Harvard Business Review hit the nail on the head when referring to metrics as “The True Measures of Success”. Metrics currently play a prominent role in the healthcare field, the sports arena, and many other industries. Disaster recovery (DR) is no exception. When it comes to DR planning, metrics not only gauge effectiveness, but help organizations meet the goals that are so crucial to their recovery efforts.
There are three primary metrics organizations can use to steer their disaster recovery program:
- Recovery time objective (RTO): Determines how quickly IT systems must be recovered before a business suffers irreparable damage. RTO is normally measured in minutes, hours, or days.
- Recovery point objective (RPO): Determines the maximum amount of data that can be lost in a disaster scenario. Also measured in units of time, RPO is based on backup frequency and other data protection strategies.
- Recovery time actual (RTA): The verified amount of time required to recover IT systems after a disaster. This objective can be determined during an actual emergency or a recovery drill. RTA can help an organization meet RTO or determine if additional strategies or resources are required to meet that objective.
Determining Your DR Metrics by Objectives
Although disaster recovery metrics should be tailored around an organization’s requirements, there are specific factors to consider for each individual objective.
Location and resource allocation play a pivotal role in shaping your recovery objectives. Let’s say you’re recovering to a cold site. You’re equipped with a basic infrastructure that requires you to transfer data and IT personnel to the facility, purchase additional licenses, and install new software before recovery can even begin. In this scenario, your RTO could range anywhere from a couple days to a week as it may take a considerable amount of time to completely recover your systems.
In a hot site scenario, the recovery location is all set up and ready to go. For the most part, you’re simply failing over to the new system, which can be done in a matter of minutes depending on the size of your backups. Since your data is readily available, IT can walk in and immediately start working towards getting your systems back online. Both examples illustrate how RTO is determined at the cost of resources, and how those resources impact recovery time.
Your RPO and backup strategy go hand in hand. Backing up data requires resources in the form of time, technology, and the manpower to make sure everything goes off without a hitch. An organization shooting for an RPO near zero would need to continually send data to a highly scalable recovery destination such as the cloud. This is a rather lofty objective that requires amble resources to accommodate capacity and network traffic without hindering core business operations.
A general rule of thumb is to base RPO on the complexity of your business functions or applications. We’ll use SQL Server as an example. The speed and volume of data is constantly changing in this dynamic environment, so a minimum RPO of one hour would ensure that your backup strategy is protecting enough data to meet your recovery goals. It also helps to know that RPO is typically best determined alongside exhaustive cost-benefit analysis. Whether you’re targeting two hours or 24 hours, it’s important to weigh the cost of losing data against the cost of backing up your data more frequently.

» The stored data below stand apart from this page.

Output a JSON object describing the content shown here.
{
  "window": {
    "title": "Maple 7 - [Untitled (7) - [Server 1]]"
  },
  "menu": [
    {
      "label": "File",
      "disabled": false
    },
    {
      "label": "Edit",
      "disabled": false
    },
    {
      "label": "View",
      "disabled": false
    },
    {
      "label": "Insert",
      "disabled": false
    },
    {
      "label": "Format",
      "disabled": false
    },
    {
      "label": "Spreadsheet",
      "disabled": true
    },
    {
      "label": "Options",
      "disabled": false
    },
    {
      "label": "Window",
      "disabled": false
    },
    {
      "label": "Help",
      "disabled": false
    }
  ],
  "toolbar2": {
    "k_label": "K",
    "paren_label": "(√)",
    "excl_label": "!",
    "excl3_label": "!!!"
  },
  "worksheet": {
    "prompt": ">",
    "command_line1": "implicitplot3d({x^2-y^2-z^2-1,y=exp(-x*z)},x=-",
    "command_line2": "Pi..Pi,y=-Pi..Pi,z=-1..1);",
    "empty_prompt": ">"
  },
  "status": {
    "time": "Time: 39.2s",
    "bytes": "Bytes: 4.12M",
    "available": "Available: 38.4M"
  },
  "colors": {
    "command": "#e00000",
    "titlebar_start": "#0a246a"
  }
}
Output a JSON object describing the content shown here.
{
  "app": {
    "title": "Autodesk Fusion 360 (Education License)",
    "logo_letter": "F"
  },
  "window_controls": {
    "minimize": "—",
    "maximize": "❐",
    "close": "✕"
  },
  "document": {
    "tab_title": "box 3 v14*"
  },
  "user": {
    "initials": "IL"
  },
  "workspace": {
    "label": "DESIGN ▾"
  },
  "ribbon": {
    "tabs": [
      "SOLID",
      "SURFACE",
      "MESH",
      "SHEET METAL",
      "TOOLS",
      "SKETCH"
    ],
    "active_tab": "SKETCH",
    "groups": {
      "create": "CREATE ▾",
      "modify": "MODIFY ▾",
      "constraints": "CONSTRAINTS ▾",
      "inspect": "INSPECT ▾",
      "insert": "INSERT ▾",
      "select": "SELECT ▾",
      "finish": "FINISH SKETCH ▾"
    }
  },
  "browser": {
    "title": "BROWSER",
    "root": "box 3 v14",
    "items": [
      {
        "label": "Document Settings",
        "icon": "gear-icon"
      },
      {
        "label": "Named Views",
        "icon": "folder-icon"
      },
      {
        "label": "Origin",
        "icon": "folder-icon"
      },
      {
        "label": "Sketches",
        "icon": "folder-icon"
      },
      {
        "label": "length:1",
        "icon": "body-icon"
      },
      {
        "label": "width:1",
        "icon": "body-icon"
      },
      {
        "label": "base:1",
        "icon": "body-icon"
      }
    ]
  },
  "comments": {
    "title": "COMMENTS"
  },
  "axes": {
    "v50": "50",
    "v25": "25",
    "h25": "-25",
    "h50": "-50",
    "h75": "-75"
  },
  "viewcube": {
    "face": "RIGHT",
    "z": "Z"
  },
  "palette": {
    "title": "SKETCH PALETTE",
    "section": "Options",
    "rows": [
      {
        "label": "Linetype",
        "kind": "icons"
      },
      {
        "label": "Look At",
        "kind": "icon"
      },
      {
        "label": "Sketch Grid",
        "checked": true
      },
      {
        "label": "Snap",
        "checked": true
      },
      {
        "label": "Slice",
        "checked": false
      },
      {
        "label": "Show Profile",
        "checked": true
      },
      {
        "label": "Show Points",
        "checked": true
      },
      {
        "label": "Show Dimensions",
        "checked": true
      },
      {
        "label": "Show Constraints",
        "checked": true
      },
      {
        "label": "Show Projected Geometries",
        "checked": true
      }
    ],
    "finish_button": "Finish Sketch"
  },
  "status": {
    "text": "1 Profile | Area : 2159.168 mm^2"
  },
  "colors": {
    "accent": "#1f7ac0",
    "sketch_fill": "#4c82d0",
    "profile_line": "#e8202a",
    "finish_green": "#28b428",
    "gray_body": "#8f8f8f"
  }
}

Disaster recovery is a complex undertaking. Meeting your predetermined goals requires extensive resources, testing, and optimization. Having a comprehensive response plan helps, but the actual results can be influenced by several factors. For this reason, it is not uncommon for RTO and RTA to vary by a significant degree. What’s important is gleaning insights from that actual recovery time and using it to further improve your RTO and DR capabilities.
The Last Word on Metrics
In many organizations, the IT department shoulders the responsibility of implementing and managing disaster recovery strategies. But it shouldn’t be IT’s burden alone. An effective DR program requires a coordinated effort between multiple parties. Senior management, IT, and key decision makers must all work together to align recovery objectives with the findings of business impact analysis and the organization’s individual needs. Defining your recovery metrics before disaster strikes can make all the difference when it comes time to set your response plan in motion.